Parents leave their children unattended all the time, and all it takes is a split second for something to happen. A cousin of mine was once scalded when he was three years old, after my aunt left a pan of boiling water on the table and left the room for less than a minute. That’s all it took for my cousin to climb up on a chair and pull the pan down on him. My aunt didn’t immediately call 911; instead she ran him into the bathroom and tried to cool him off with ice cold water. She waited fifteen minutes
before calling an ambulance. She said in her state she didn’t even know what she was doing. Is she a horrible, uncaring parent for leaving her son unattended for less than a minute with a boiling pot of water on the table?
In the news lately we hear more stories of children who are left in hot cars after their parents “forget” them. Most people shake their head at the thought of a mother or father remembering their purse or cell phone but forgetting about their child strapped in the backseat. But are these parents’ terrible, uncaring individuals who deserve to be punished for a stupid lack of judgment? What good would it do to put these individuals in our already overcrowded jail system, while the real predators that are a threat to society are forced out as a result?
Heidi Anfinson had a bad judgment call. She had an incompetent defense attorney who was likely afraid of pursuing an insanity defense or raising the possibility that Heidi was suffering from postpartum depression, despite her family’s claims that something had been wrong with her after Jacob’s birth and death. It could be Bill Kat mus was afraid of the unknown, of not being able to win the case or convince a jury that what Heidi did that day may have been out of her control.

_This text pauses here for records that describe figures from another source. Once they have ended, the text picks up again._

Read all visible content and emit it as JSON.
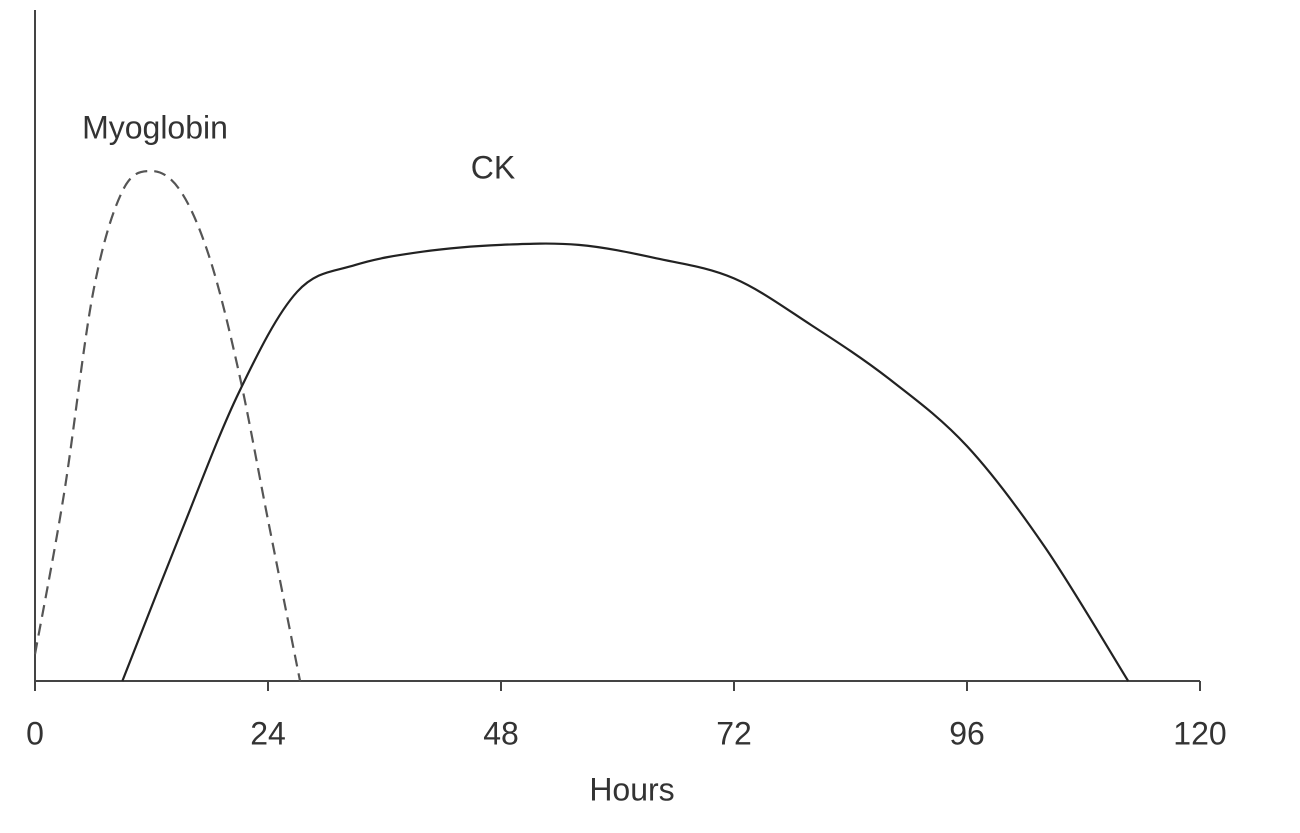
{
  "chart_data": {
    "type": "line",
    "x_label": "Hours",
    "xlim": [
      0,
      120
    ],
    "xticks": [
      0,
      24,
      48,
      72,
      96,
      120
    ],
    "ylim": [
      0,
      100
    ],
    "series": [
      {
        "name": "Myoglobin",
        "color": "#555555",
        "dashed": true,
        "x": [
          0,
          3,
          6,
          9,
          12,
          15,
          18,
          21,
          24,
          27.3
        ],
        "values": [
          4,
          28,
          58,
          73,
          76,
          73,
          63,
          46,
          24,
          0
        ]
      },
      {
        "name": "CK",
        "color": "#222222",
        "dashed": false,
        "x": [
          9,
          15,
          21,
          27,
          33,
          40,
          48,
          56,
          64,
          72,
          80,
          88,
          96,
          104,
          112.6
        ],
        "values": [
          0,
          22,
          43,
          58,
          62,
          64,
          65,
          65,
          63,
          60,
          53,
          45,
          35,
          20,
          0
        ]
      }
    ]
  }
}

With extensive media exposure on cases nowadays, and America’s fascination with crime stories, it seems our system has turned into guilty until proven innocent. It could be a fear that people don’t like to think mental illness could affect them or their loved ones and cause them to act in a way they otherwise wouldn’t, or handle a situation differently.
Society may not be ready to accept that not all criminals are the monsters like Ted Bundy and Charles Manson. Heidi’s friends and family continue to stand by her. They, too, loved and mourn her son, but they also mourn for her. They have nothing but good and kind things to say about the type of individual that she is. All agreed she loved her son and couldn’t wait to be a mom.
Mental illness needs a better understanding in our society. States need better sentencing guidelines. Defendants should be required to receive mental health evaluations in cases like Heidi’s.
Society needs to put their own feelings on the back burner and really examine a case and ask if a woman who received nothing but praise from her friends and family, who has never done anything violent in her life, who looked and acted like a happy new mother, could really have violently killed her son. And we
need to ask, does Heidi really deserve what she got? Her son died due to her negligence; she’s never denied that. And she has lived with that sad reality since the day it happened. Making an example out of Heidi Anfinson isn’t going to prevent another mother from walking away from her infant child in the bathtub for a few minutes thinking nothing bad will happen.
Heidi Anfinson is of no threat to anyone on the outside world. So for a system that is supposed to protect society, to protect the individuals whether they are the victim’s or defendants, it failed to do so for both Jacob Anfinson and his mother.